What happens after you complete the in-person or telephone application?
After completing the application in person or by telephone, the Social Security Administration representative will not decide if you meet the definition of “disabled.” The representative will only make an initial determination of your non-medical eligibility for benefits. Therefore, the representative cannot tell you if your application was approved at the end of your interview.
Remember - no matter what option you choose to file your initial application – do it right! You must present your information in the most accurate and complete manner. In addition to your personal information, the Social Security Administration will require you to provide a complete list of your impairments (your medical conditions), the names and addresses of your medical providers (your doctors), a complete list of your medications and a list of the jobs that you performed in the past fifteen years.

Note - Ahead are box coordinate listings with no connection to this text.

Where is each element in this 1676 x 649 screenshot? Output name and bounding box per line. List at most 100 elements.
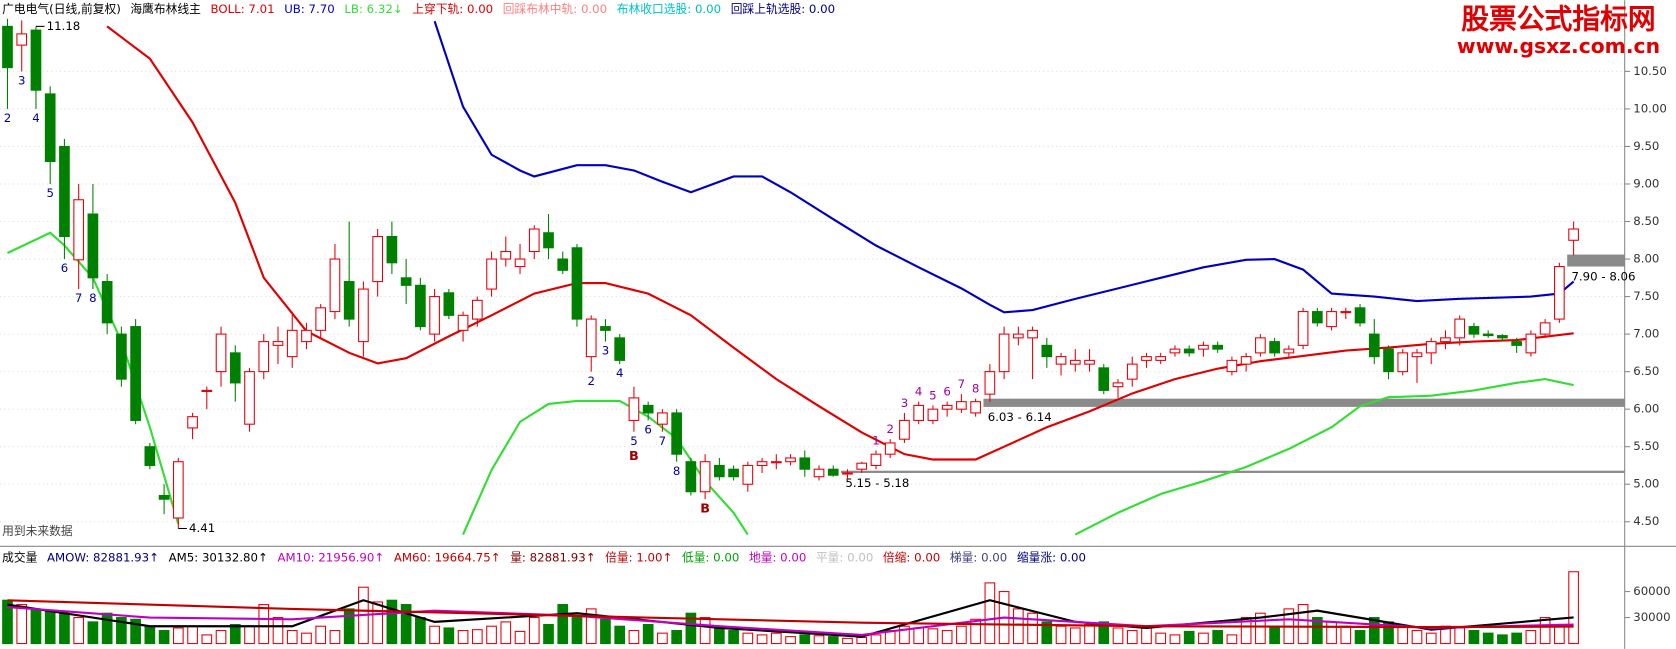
volume-bar	[386, 599, 398, 645]
zone-label: 5.15 - 5.18	[845, 476, 909, 490]
indicator-value: 低量: 0.00	[682, 551, 739, 565]
candle-body	[1397, 352, 1409, 373]
candle-body	[1297, 311, 1309, 346]
signal-marker: B	[700, 501, 710, 516]
signal-marker: 3	[901, 396, 908, 410]
indicator-value: 量: 82881.93↑	[510, 551, 595, 565]
candle-body	[286, 329, 298, 358]
volume-bar	[215, 630, 227, 645]
volume-bar	[415, 617, 426, 645]
volume-bar	[685, 612, 697, 645]
volume-bar	[1084, 623, 1095, 645]
volume-bar	[500, 621, 512, 645]
volume-bar	[1425, 632, 1437, 645]
candle-body	[1141, 356, 1152, 361]
candle-body	[244, 371, 255, 425]
volume-bar	[59, 612, 70, 645]
candle-body	[1497, 335, 1508, 339]
volume-bar	[657, 632, 668, 645]
candle-body	[1240, 356, 1252, 365]
volume-bar	[258, 604, 270, 645]
volume-bar	[229, 623, 241, 645]
candle-body	[1340, 311, 1352, 314]
volume-bar	[2, 599, 13, 645]
candle-body	[528, 228, 540, 253]
candle-body	[1069, 359, 1081, 365]
signal-marker: 3	[18, 74, 25, 88]
candle-body	[714, 464, 725, 478]
chart-title: 成交量	[2, 551, 37, 565]
candle-body	[585, 318, 597, 358]
volume-bar	[1112, 627, 1124, 645]
candle-body	[471, 299, 483, 320]
candle-body	[1183, 348, 1195, 354]
candle-body	[386, 235, 398, 264]
volume-bar	[1326, 621, 1337, 645]
volume-bar	[1525, 630, 1537, 645]
signal-marker: 4	[616, 366, 623, 380]
legend-entry: BOLL: 7.01	[211, 2, 275, 16]
zone-label: 6.03 - 6.14	[988, 410, 1052, 424]
volume-bar	[443, 627, 455, 645]
signal-marker: 7	[659, 434, 666, 448]
candle-body	[215, 333, 227, 373]
candle-body	[685, 461, 697, 493]
volume-bar	[941, 630, 953, 645]
signal-marker: 3	[602, 344, 609, 358]
volume-bar	[642, 623, 654, 645]
footnote: 用到未来数据	[2, 524, 73, 538]
candle-body	[1226, 359, 1238, 373]
volume-bar	[1482, 632, 1494, 645]
indicator-line	[7, 606, 1574, 636]
volume-bar	[1155, 632, 1167, 645]
volume-bar	[1568, 571, 1579, 645]
volume-bar	[1212, 630, 1224, 645]
indicator-value: 倍缩: 0.00	[883, 551, 940, 565]
volume-bar	[1297, 604, 1309, 645]
legend-entry: AM10: 21956.90↑	[277, 551, 384, 565]
candle-body	[998, 333, 1010, 373]
candle-body	[614, 337, 626, 361]
candle-body	[1212, 344, 1224, 350]
candle-body	[101, 281, 113, 324]
signal-marker: 6	[943, 385, 950, 399]
signal-marker: 7	[958, 377, 965, 391]
volume-bar	[187, 625, 198, 645]
volume-bar	[1269, 625, 1280, 645]
y-tick-label: 7.50	[1633, 289, 1659, 303]
candle-body	[1041, 344, 1053, 358]
signal-marker: 4	[32, 111, 39, 125]
volume-bar	[343, 608, 355, 645]
signal-marker: 5	[46, 186, 53, 200]
signal-marker: 8	[972, 382, 979, 396]
candle-body	[827, 468, 839, 476]
candle-body	[1269, 341, 1280, 354]
candle-body	[813, 468, 825, 478]
volume-bar	[870, 634, 882, 645]
volume-bar	[1255, 612, 1266, 645]
volume-bar	[1539, 617, 1551, 645]
volume-bar	[813, 635, 825, 645]
y-tick-label: 9.50	[1633, 139, 1659, 153]
indicator-value: 回踩布林中轨: 0.00	[503, 2, 607, 16]
volume-bar	[671, 630, 682, 645]
volume-bar	[101, 612, 113, 645]
volume-bar	[372, 601, 384, 645]
volume-bar	[130, 618, 141, 645]
candle-body	[941, 404, 953, 410]
candle-body	[1482, 333, 1494, 337]
legend-entry: AM60: 19664.75↑	[394, 551, 501, 565]
indicator-value: AMOW: 82881.93↑	[47, 551, 159, 565]
annotation: 4.41	[189, 521, 215, 535]
signal-marker: 5	[929, 388, 936, 402]
volume-bar	[73, 617, 85, 645]
candle-body	[1326, 311, 1337, 328]
volume-bar	[1411, 630, 1423, 645]
volume-bar	[842, 637, 853, 645]
volume-bar	[30, 608, 42, 645]
volume-bar	[571, 617, 583, 645]
candle-body	[557, 258, 569, 271]
candle-body	[144, 446, 156, 466]
candle-body	[1525, 333, 1537, 354]
y-tick-label: 10.50	[1633, 64, 1667, 78]
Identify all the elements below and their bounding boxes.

For many of my clients, the application process is just too confusing. The pages of questions, forms and requests for information can be overwhelming. That is why I encourage my clients to allow me to work with them when filing the initial application for benefits. I know what the most common mistakes are and the information that is most often left out of applications - these can cause delays or denials. I want my clients to avoid these costly errors. The more complete and accurate the application – the better chance you have it being approved – BE PREPARED!